Ricardo never sought to break the law. He doesn’t gang-bang. He doesn’t deal drugs. He’s not some “criminal alien”. He’s just a smart guy who did everything right and went to school and planned to do something good with his life. So why must he be “punished” for something that he had no control over.

Unfortunately, Ricardo had no opportunity to receive any financial aid. He started school before AB 540 became the law of the land in California in 2003. And since he didn’t have those nine digits, he had to struggle just to afford his college tuition.

But even now that he’s finished school, Ricardo still has to struggle. He can’t get a job. He still doesn’t have those nine digits. He’s at his wit’s end. Without the nine digits, all his dreams must be put on hold indefinitely.

So what can be done? Ricardo’s just one person who’s been unfairly “punished” because of his immigration status. These young people didn’t make a “choice to come here illegally”. They didn’t just decide to “break the law”. They came here as kids, yet they’re being punished like adult criminals. What can be done to fix this?

Obviously, AB 540 isn’t enough. This only helps immigrant students in California, and it only helps these students go to school. However, it doesn’t help them get jobs after school. That’s why we need the DREAM Act.

So what would the DREAM Act do? Basically, it would give a path to legalization for people who brought to the US undocumented as children by their parents. In order to qualify, they need proof of having arrived in the United States before reaching 16 years of age ,as well as proof of residence in the US for a least five consecutive years since their date of arrival. Oh yes, and they must have graduated from an American High School, or obtained a GED.  Oh, and they must also demonstrate “good moral character,” which is defined as the absence of a significant criminal record (or any drug charges whatsoever).

So what exactly would be done? Here’s a quick rundown from the Wiki entry:

Immigrants who meet the above requirements would be eligible to apply for a temporary six (6) year “conditional” residence permit which would allow them to live legally in the United States, obtain driver’s licenses, attend college as in-state residents, work legally (including obtaining a social security number), and apply for special travel documents which would allow for travel outside of the country for limited amounts of time.

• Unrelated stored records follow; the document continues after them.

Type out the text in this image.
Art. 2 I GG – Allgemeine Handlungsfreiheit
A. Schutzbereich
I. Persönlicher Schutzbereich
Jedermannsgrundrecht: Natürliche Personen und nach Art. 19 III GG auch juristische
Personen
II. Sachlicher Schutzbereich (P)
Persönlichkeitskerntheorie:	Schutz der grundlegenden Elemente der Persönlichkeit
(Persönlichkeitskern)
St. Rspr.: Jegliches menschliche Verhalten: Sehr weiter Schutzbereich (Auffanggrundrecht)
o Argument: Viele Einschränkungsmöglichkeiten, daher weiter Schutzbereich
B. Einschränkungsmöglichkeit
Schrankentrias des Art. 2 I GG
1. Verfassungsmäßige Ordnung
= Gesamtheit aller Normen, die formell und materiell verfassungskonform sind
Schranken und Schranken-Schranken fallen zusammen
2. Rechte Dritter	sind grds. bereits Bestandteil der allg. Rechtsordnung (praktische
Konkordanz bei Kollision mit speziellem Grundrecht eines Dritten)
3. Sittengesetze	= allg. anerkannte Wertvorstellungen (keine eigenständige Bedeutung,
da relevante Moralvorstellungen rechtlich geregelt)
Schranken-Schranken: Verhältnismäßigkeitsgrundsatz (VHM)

During the six years of conditional status, the eligible immmigrant would be required to either (1) graduate from a two-year community college, (2) complete at least two years towards a 4-year degree, or (3) serve two years in the U.S. military. After the six year period, an immigrant who meets at least one of these three conditions would be eligible to apply for legal permanent resident (green card) status. During their temporary time, immigrants would not be eligible for federal higher education grants such as Pell grants, though they would be able to apply for student loans and work study.

There, now doesn’t that sound fair? Doesn’t this do justice for people like Ricardo who never sought to “break the law”, but just want a chance to do something good with their lives? Don’t they have a right to pursue their dreams? Oh yes, and shouldn’t they finally just have a chance to get those darn nine digits so that they can move on with their lives? Isn’t it only in the best interest of the greater society that they can be productive forces in our society?

So would you like to find out more about the stories of these immigrant students, the story behind the DREAM Act, and why we shouldn’t stereotype immigrants? If you’re in Orange County, you can watch a special play, “9ine Digits Away from My Dream”. You can hear more about Ricardo’s story, as well as stories from other immigrant students in Orange County who are struggling because of an unfair system. And yes, you can gain some more understanding, and find out what you can do to change this.

And no matter where you live, you can urge House Speaker Nancy Pelosi (D-San Francisco) to get the DREAM Act passed in the House. Isn’t it time that we stop deferring these young people’s dreams? Should we allow nine digits to get in the way of these people’s dreams of better lives?